In nearby Sofala on that first visit in 1947, both artists made sketches of the main street, and began working on their respective paintings of the same subject soon after returning to Sydney. Drysdale augmented his impression of the architecture by taking photographs. His version, which he painted that winter in his studio, was imbued with a timeless monumentality and melancholy palette which perhaps reflects a mind-set as much as optical truth. The painting was entered into that year's Wynne Prize for landscape at the Art Gallery of NSW and won the Prize in a triumphant break from the traditional pastoral canon.
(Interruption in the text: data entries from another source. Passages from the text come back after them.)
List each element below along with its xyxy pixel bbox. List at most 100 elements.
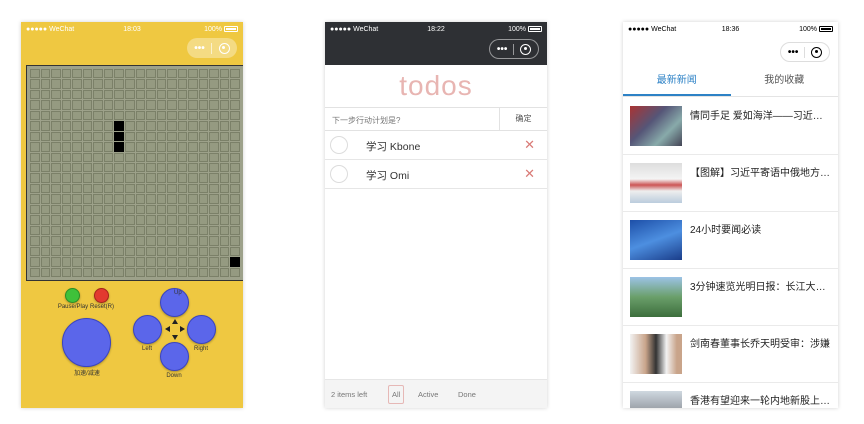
left-button[interactable] (133, 315, 162, 344)
board-cell (198, 142, 209, 152)
board-cell (219, 142, 230, 152)
mini-program-capsule: ••• (780, 42, 830, 62)
board-cell (188, 152, 198, 163)
more-icon[interactable]: ••• (497, 44, 508, 55)
board-cell (209, 121, 219, 131)
delete-icon[interactable]: ✕ (524, 137, 535, 153)
board-cell (82, 89, 93, 100)
board-cell (135, 79, 146, 89)
close-target-icon[interactable] (520, 43, 532, 55)
board-cell (51, 183, 61, 194)
board-cell (188, 204, 198, 215)
board-cell (177, 163, 188, 173)
filter-active[interactable]: Active (418, 390, 438, 399)
board-cell (61, 173, 72, 183)
board-cell (61, 257, 72, 267)
board-cell (230, 173, 240, 183)
board-cell (103, 246, 114, 257)
board-cell (219, 246, 230, 257)
board-cell (61, 246, 72, 257)
board-cell (198, 110, 209, 121)
close-target-icon[interactable] (218, 42, 230, 54)
tab-latest-news[interactable]: 最新新闻 (623, 66, 731, 96)
board-cell (40, 267, 51, 277)
board-cell (72, 79, 82, 89)
down-button[interactable] (160, 342, 189, 371)
board-cell (167, 225, 177, 236)
board-cell (219, 131, 230, 142)
board-cell (51, 215, 61, 225)
tab-favorites[interactable]: 我的收藏 (731, 66, 839, 96)
board-cell (188, 194, 198, 204)
board-cell (61, 79, 72, 89)
board-cell (156, 236, 167, 246)
news-item[interactable]: 【图解】习近平寄语中俄地方合作 (623, 155, 838, 212)
board-cell (93, 121, 103, 131)
board-cell (177, 257, 188, 267)
news-item[interactable]: 24小时要闻必读 (623, 212, 838, 269)
filter-done[interactable]: Done (458, 390, 476, 399)
board-cell (135, 267, 146, 277)
board-cell (219, 236, 230, 246)
board-cell (124, 152, 135, 163)
arrow-left-icon (165, 326, 170, 332)
board-cell (177, 215, 188, 225)
board-cell (82, 173, 93, 183)
close-target-icon[interactable] (811, 46, 823, 58)
board-cell (198, 236, 209, 246)
board-cell (82, 100, 93, 110)
board-cell (219, 121, 230, 131)
board-cell (177, 267, 188, 277)
mini-program-capsule: ••• (187, 38, 237, 58)
board-cell (156, 142, 167, 152)
board-cell (30, 215, 40, 225)
board-cell (146, 89, 156, 100)
board-cell (167, 236, 177, 246)
news-item[interactable]: 情同手足 爱如海洋——习近平主席 (623, 98, 838, 155)
news-item[interactable]: 3分钟速览光明日报：长江大保护 (623, 269, 838, 326)
more-icon[interactable]: ••• (788, 47, 799, 58)
confirm-button[interactable]: 确定 (499, 108, 547, 130)
board-cell (82, 79, 93, 89)
todo-item: 学习 Omi ✕ (325, 160, 547, 189)
board-cell (40, 204, 51, 215)
board-cell (61, 131, 72, 142)
board-cell (103, 110, 114, 121)
news-item[interactable]: 剑南春董事长乔天明受审：涉嫌 (623, 326, 838, 383)
news-item[interactable]: 香港有望迎来一轮内地新股上市潮 (623, 383, 838, 408)
board-cell (156, 79, 167, 89)
board-cell (61, 89, 72, 100)
board-cell (135, 142, 146, 152)
board-cell (230, 121, 240, 131)
more-icon[interactable]: ••• (194, 43, 205, 54)
snake-segment (114, 142, 124, 152)
board-cell (103, 267, 114, 277)
board-cell (219, 89, 230, 100)
board-cell (188, 236, 198, 246)
filter-all[interactable]: All (388, 385, 405, 404)
delete-icon[interactable]: ✕ (524, 166, 535, 182)
todo-checkbox[interactable] (330, 165, 348, 183)
board-cell (30, 69, 40, 79)
board-cell (114, 267, 124, 277)
board-cell (188, 173, 198, 183)
reset-button[interactable] (94, 288, 109, 303)
board-cell (40, 215, 51, 225)
board-cell (135, 215, 146, 225)
board-cell (135, 236, 146, 246)
board-cell (177, 69, 188, 79)
board-cell (40, 194, 51, 204)
board-cell (177, 225, 188, 236)
todo-checkbox[interactable] (330, 136, 348, 154)
board-cell (188, 110, 198, 121)
board-cell (114, 79, 124, 89)
speed-button[interactable] (62, 318, 111, 367)
right-button[interactable] (187, 315, 216, 344)
news-screen: ●●●●● WeChat 18:36 100% ••• 最新新闻 我的收藏 情同… (623, 22, 838, 408)
board-cell (51, 69, 61, 79)
board-cell (146, 142, 156, 152)
board-cell (230, 236, 240, 246)
pause-play-button[interactable] (65, 288, 80, 303)
new-todo-input[interactable]: 下一步行动计划是? (332, 115, 400, 126)
board-cell (198, 163, 209, 173)
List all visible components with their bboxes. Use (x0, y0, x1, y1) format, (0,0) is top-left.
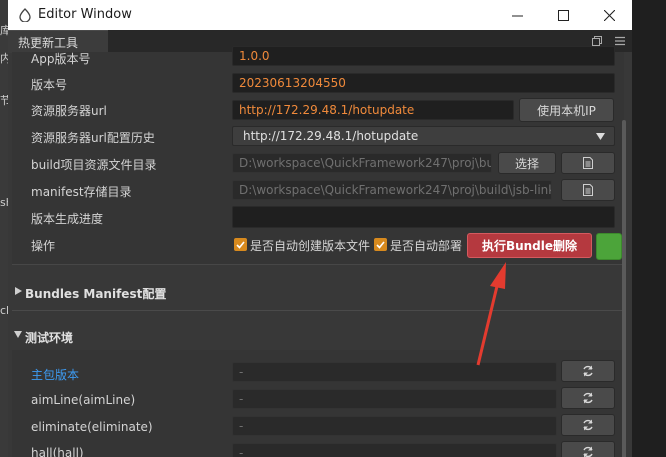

The version by Friend is far more light-hearted, and he himself admitted that Drysdale's vision by comparison occupied a far grander, more solemn status, recording in his diary at the time: '... Tas in a frenzy of painting, unusual for him, worked on the final stages of his picture of Sofala's main street which he had been painting every day since last weekend. It is very good and makes my own picture ... look pretty foolish, shallow and flimsy ...'. Five years later the Gallery purchased it, destined to become one of the modern icons of the Australian collection.